Specchio della carità, III, 3,4
Dapprima, occorre sudare facendo buone opere, per riposarci poi nella pace della coscienza... Questa è la celebrazione gioiosa del primo sabato, quando ci riposiamo dalle opere servili del mondo... e non trasportiamo più i fardelli delle passioni.
Possiamo però lasciare la stanza intima dove abbiamo celebrato questo primo sabato, per raggiungere la dimora del cuore, dove conviene «rallegrarci con quelli che sono nella gioia, piangere con quelli che sono nel pianto» (Rm 12,15), «essere debole con chi è debole, fremere con chi riceve scandalo» (2 Cor 11,29).
Lì sentiremo la nostra anima unita a quella di tutti i fratelli con il cemento della carità; non vi siamo più turbati dai pungiglioni della gelosia, bruciati dal fuoco dell'ira, colpiti dalle frecce del sospetto; siamo liberati dai morsi divoratori della tristezza.
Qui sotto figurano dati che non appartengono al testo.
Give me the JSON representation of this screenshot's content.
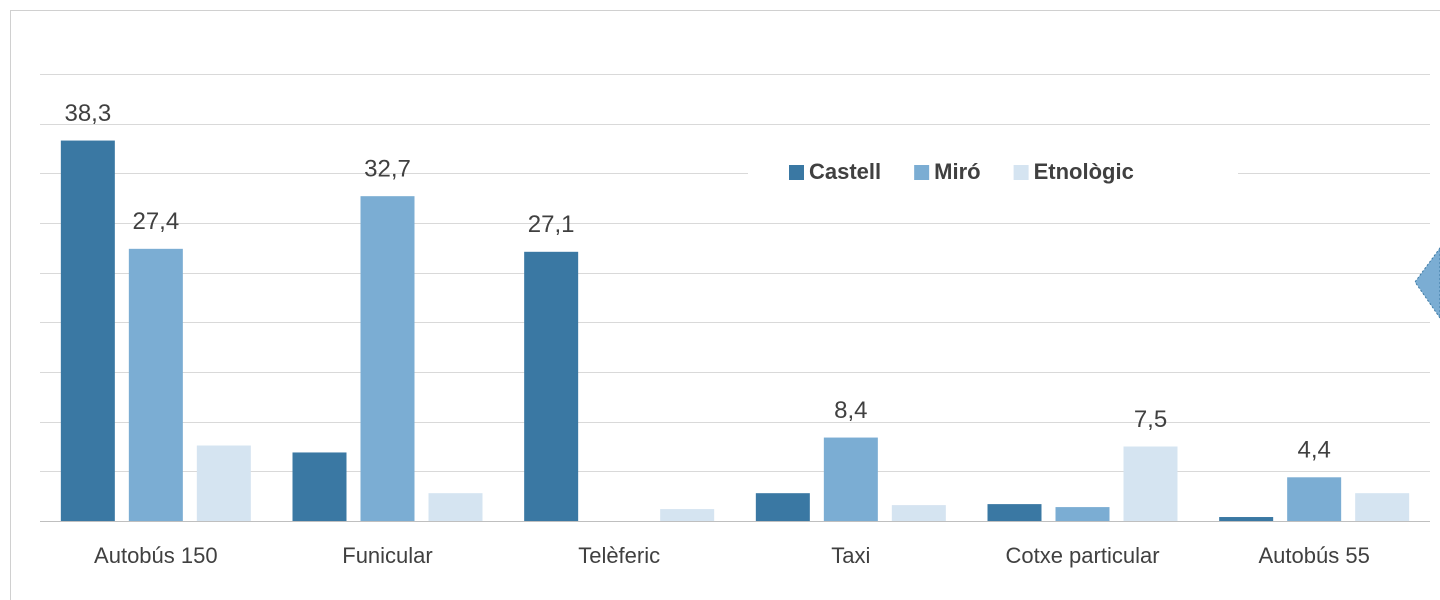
{
  "chart_data": {
    "type": "bar",
    "categories": [
      "Autobús 150",
      "Funicular",
      "Telèferic",
      "Taxi",
      "Cotxe particular",
      "Autobús 55"
    ],
    "series": [
      {
        "name": "Castell",
        "color": "#3a78a3",
        "values": [
          38.3,
          6.9,
          27.1,
          2.8,
          1.7,
          0.4
        ],
        "value_labels": [
          "38,3",
          null,
          "27,1",
          null,
          null,
          null
        ]
      },
      {
        "name": "Miró",
        "color": "#7badd3",
        "values": [
          27.4,
          32.7,
          0,
          8.4,
          1.4,
          4.4
        ],
        "value_labels": [
          "27,4",
          "32,7",
          null,
          "8,4",
          null,
          "4,4"
        ]
      },
      {
        "name": "Etnològic",
        "color": "#d5e4f1",
        "values": [
          7.6,
          2.8,
          1.2,
          1.6,
          7.5,
          2.8
        ],
        "value_labels": [
          null,
          null,
          null,
          null,
          "7,5",
          null
        ]
      }
    ],
    "ylim": [
      0,
      45
    ],
    "yticks": [
      0,
      5,
      10,
      15,
      20,
      25,
      30,
      35,
      40,
      45
    ],
    "grid": true
  }
}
Se attiriamo tutti gli uomini nel grembo pacificato del nostro spirito, dove tutti sono raccolti, riscaldati da un dolce affetto e dove abbiamo «un cuore solo e un'anima sola» (At 4,32), allora assaporando questa meravigliosa dolcezza, il tumulto delle cupidigie fa subito silenzio, il chiasso delle passioni si placa, e dentro di noi si opera un completo distacco da ogni cosa nociva, un riposo gioioso e calmo nella dolcezza dell'amore fraterno.
Nella pace di questo secondo sabato, la carità fraterna non lascia più sussistere alcun vizio... Pervaso dalla dolcezza pacifica di tale sabato, Davide è scoppiato in un canto di giubilo: «Ecco quanto è buono e quanto è soave che i fratelli vivano insieme» (Sal 132,1)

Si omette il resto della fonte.